Students set aside senior projects to design ventilators
Some mechanical engineering students at the University of Tennessee at Chattanooga this spring got a taste of how good things can, and do, fall apart.
About 18 UTC students, mainly seniors who were on track to graduate this month, were abruptly sidetracked from design projects that had been months, and even years, in the making.
Instead, when the campus closed in March due to the coronavirus pandemic, they immediately pivoted to COVID-19 projects, such as designing simple ventilators and respirator masks using off-the-shelf materials and 3D printers.
“Jumping from one project to another is absolutely something that happens in the real world,” said Kile Clark, 22, of Cleveland, Tennessee.
“We took it as a challenge,” added Matt Walton, a 22-year-old senior from Columbia, Tennessee. “It’s actually a good learning experience.”
Even though the semester has ended, some of the students continue to work on their virusrelated projects in hopes that UTC faculty members can transform their designs into prototypes this summer.
The course, Interdisciplinary Design Project II, is made up of small project teams applying engineering principles to real-life projects.
Before the shutdown, one UTC team was working on an off-road vehicle, another was designing rockets, and yet another was redesigning valves for industrial applications.

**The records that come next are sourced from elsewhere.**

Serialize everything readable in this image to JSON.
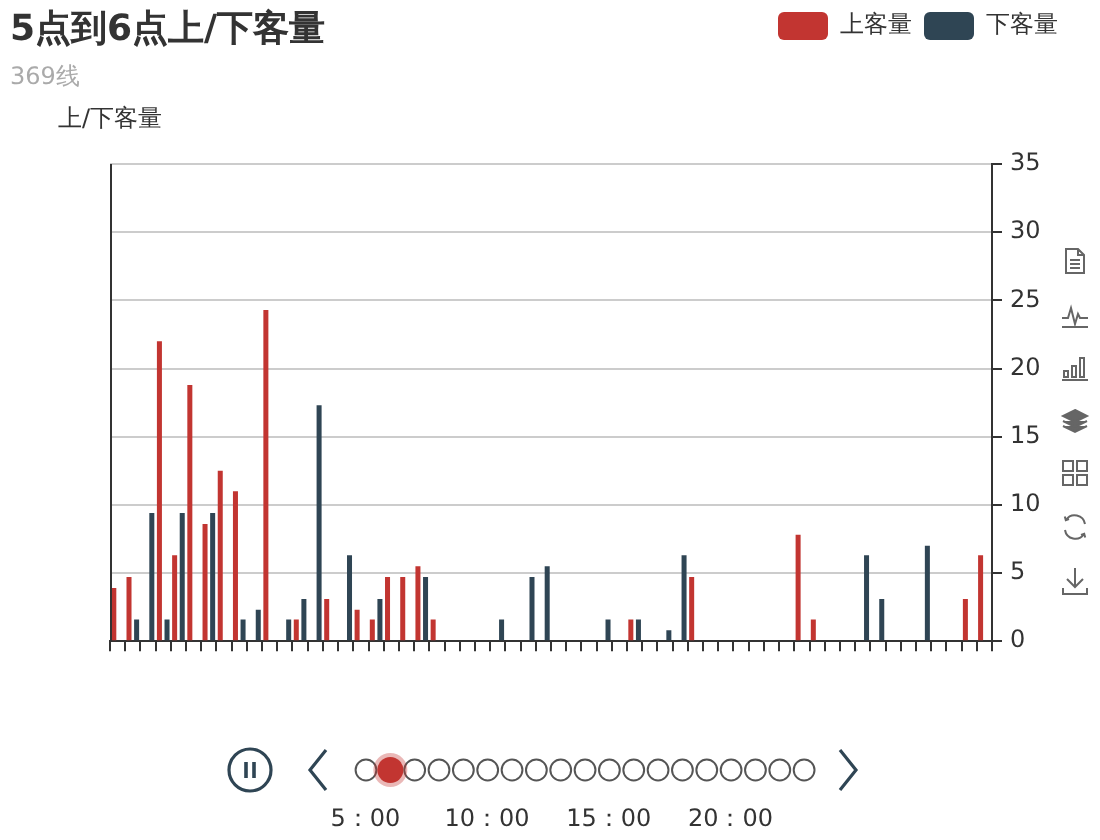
{
  "chart_data": {
    "type": "bar",
    "title": "5点到6点上/下客量",
    "subtitle": "369线",
    "ylabel": "上/下客量",
    "categories": [
      null,
      null,
      null,
      null,
      null,
      null,
      null,
      null,
      null,
      null,
      null,
      null,
      null,
      null,
      null,
      null,
      null,
      null,
      null,
      null,
      null,
      null,
      null,
      null,
      null,
      null,
      null,
      null,
      null,
      null,
      null,
      null,
      null,
      null,
      null,
      null,
      null,
      null,
      null,
      null,
      null,
      null,
      null,
      null,
      null,
      null,
      null,
      null,
      null,
      null,
      null,
      null,
      null,
      null,
      null,
      null,
      null,
      null
    ],
    "series": [
      {
        "name": "上客量",
        "color": "#c23531",
        "values": [
          3.9,
          4.7,
          null,
          22,
          6.3,
          18.8,
          8.6,
          12.5,
          11,
          null,
          24.3,
          null,
          1.6,
          null,
          3.1,
          null,
          2.3,
          1.6,
          4.7,
          4.7,
          5.5,
          1.6,
          null,
          null,
          null,
          null,
          null,
          null,
          null,
          null,
          null,
          null,
          null,
          null,
          1.6,
          null,
          null,
          null,
          4.7,
          null,
          null,
          null,
          null,
          null,
          null,
          7.8,
          1.6,
          null,
          null,
          null,
          null,
          null,
          null,
          null,
          null,
          null,
          3.1,
          6.3
        ]
      },
      {
        "name": "下客量",
        "color": "#2f4554",
        "values": [
          null,
          1.6,
          9.4,
          1.6,
          9.4,
          null,
          9.4,
          null,
          1.6,
          2.3,
          null,
          1.6,
          3.1,
          17.3,
          null,
          6.3,
          null,
          3.1,
          null,
          null,
          4.7,
          null,
          null,
          null,
          null,
          1.6,
          null,
          4.7,
          5.5,
          null,
          null,
          null,
          1.6,
          null,
          1.6,
          null,
          0.8,
          6.3,
          null,
          null,
          null,
          null,
          null,
          null,
          null,
          null,
          null,
          null,
          null,
          6.3,
          3.1,
          null,
          null,
          7,
          null,
          null,
          null,
          null
        ]
      }
    ],
    "ylim": [
      0,
      35
    ],
    "yticks": [
      0,
      5,
      10,
      15,
      20,
      25,
      30,
      35
    ],
    "grid": "y",
    "legend": "top right",
    "annotations": [
      "5：00",
      "10：00",
      "15：00",
      "20：00"
    ]
  }
}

When the campus shut down, class instructor Trevor Elliott, who holds a doctorate in aerospace engineering, tried to scramble to preserve all the projects. But working around a closed campus and social distancing rules proved to be impossible.
“At one point, I realized the handwriting was on the wall,” Elliott said. “There was no way we could do [all of] the projects.”

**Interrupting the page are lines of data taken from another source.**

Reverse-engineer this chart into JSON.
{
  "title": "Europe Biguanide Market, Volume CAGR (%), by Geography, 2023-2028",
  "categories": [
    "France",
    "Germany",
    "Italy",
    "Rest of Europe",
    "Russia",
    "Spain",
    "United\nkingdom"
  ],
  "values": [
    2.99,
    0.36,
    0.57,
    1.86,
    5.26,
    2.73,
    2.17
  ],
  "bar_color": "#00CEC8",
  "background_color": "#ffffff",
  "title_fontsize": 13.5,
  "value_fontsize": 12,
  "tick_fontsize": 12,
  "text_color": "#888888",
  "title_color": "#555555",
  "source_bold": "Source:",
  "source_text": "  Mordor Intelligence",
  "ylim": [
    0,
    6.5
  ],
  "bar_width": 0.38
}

Several of the students had been working on the off-road vehicle to enter into a national design competition sponsored by the Society of Automotive Engineers (SAE). UTC has often placed among the top schools in the nation in this challenge.
“We were relatively close to putting it on the ground and driving it,” said Clark, who was the project manager. Now, the project will be shelved until other students can finish it next semester, he said.
Clark joined a team trying to design a lowcost ventilator, the kind used to treat patients with serious COVID-19 complications. They came up with a design with a footprint that would fit in a 24-inch cube.
“We were looking for something simple, that still works and can be manufactured quickly,” Clark said. “Everything [in the design] can be 3D-printed or bought from a parts warehouse.”
Walton, meanwhile, was on a team tasked with designing a respirator mask that could be produced on a 3D printer and would have the same filtering power as an N95 mask.
He said his group designed a mask made of hard plastic with replaceable filters that would be suitable for health-care workers.
Walton said changing projects in mid-semester was good practice for the students, who need to learn how to turn on a dime in real-world engineering work.
“You just have to take the ball and run,” he said.